Un mot, donc, sur Christian Diani qui a donc rendu cette relation possible. Ce licencié en lettres modernes et ancien professeur de français a passé 10 ans de sa vie en Espagne. De retour en France, la passion pour le vin l’emporte sur celle de la littérature et c’est à la maison des vins aux Arcs sur Argens qu’il se forme puis travaille avant d’être embauché au Château d’Esclan ou il accueille amateurs chevelus, touristes égarés et vip en Porsche & Lamborghini pour leur faire découvrir les cuvées de la maison.

 

Le jour où vous avez décidé de faire ce métier ?
– Le jour… Difficile à dire mais c’est à la Maison des vins des Arcs-sur-Argens que ma décision s’est faite.

Votre premier souvenir professionnel ?
– L’inquiétude de bien expliquer et bien guider les visiteurs.

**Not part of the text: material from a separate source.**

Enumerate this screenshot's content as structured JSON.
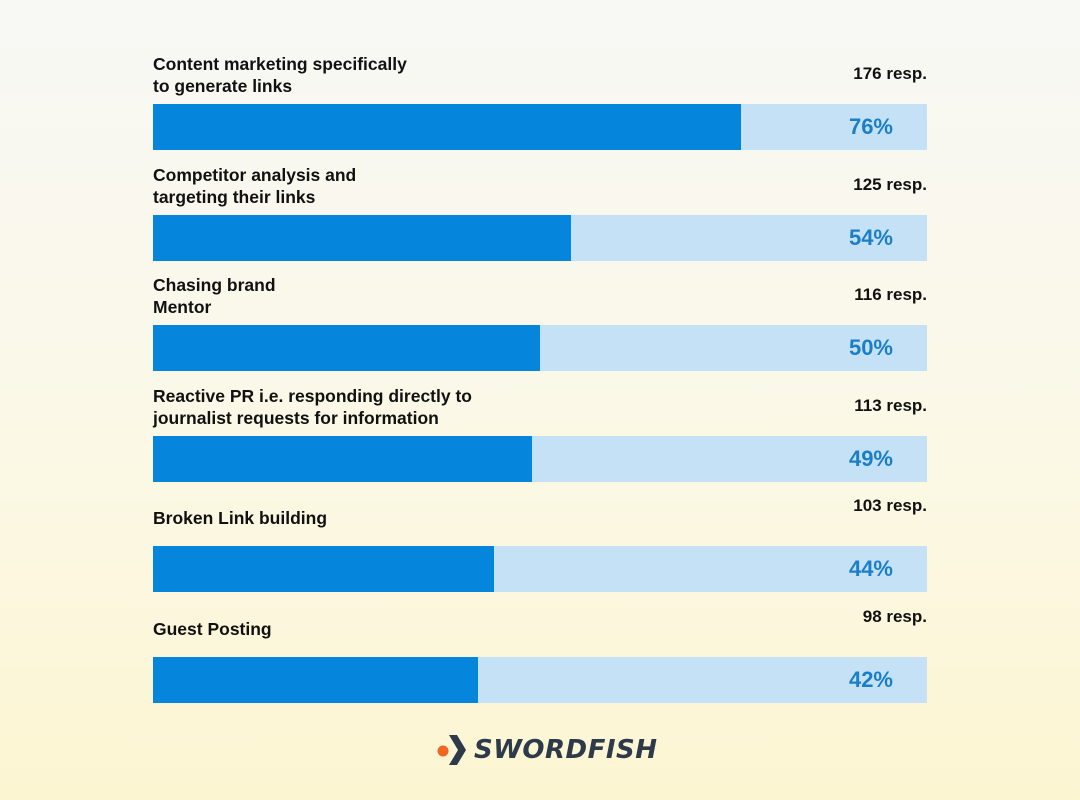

Votre première joie professionnelle ?
– Les compliments d’un client qui avait suivi mes conseils.

Qu’est-ce que c’est votre métier ?
– Faire goûter, faire découvrir, avoir une démarche hédoniste !

Qui vous a le plus appris ?
– La pratique, le temps et les échanges avec mes collègues, ici au château d’Esclan comme à la Maison des vins.

Votre plus belle réussite ?
– … Avoir quitté l’enseignement !

Ce qui vous plait le plus ?
– Faire plaisir aux gens et transmettre ma passion.

 Ce qui vous sort par les yeux ?
– L’inattention de certains qui n’écouteny pas et posent ensuite une question au sujet de ce que je viens tout juste d’expliquer. Les gens qui vous coupent la parole. La suffisance de certains, parfois…  « Les vins rouges de Provence sont dégeulasses » m’avait une fois lancé un visiteurs bordelais…

Les vraies difficultés du métier ?
– Voir que parfois, malgré beaucoup de temps et d’explication, le client n’a pas tout entendu. Voir compris… Puis le voir se tromper sur ses choix.

Et si c’était à refaire ?
– Pas d’hésitation, je recommence.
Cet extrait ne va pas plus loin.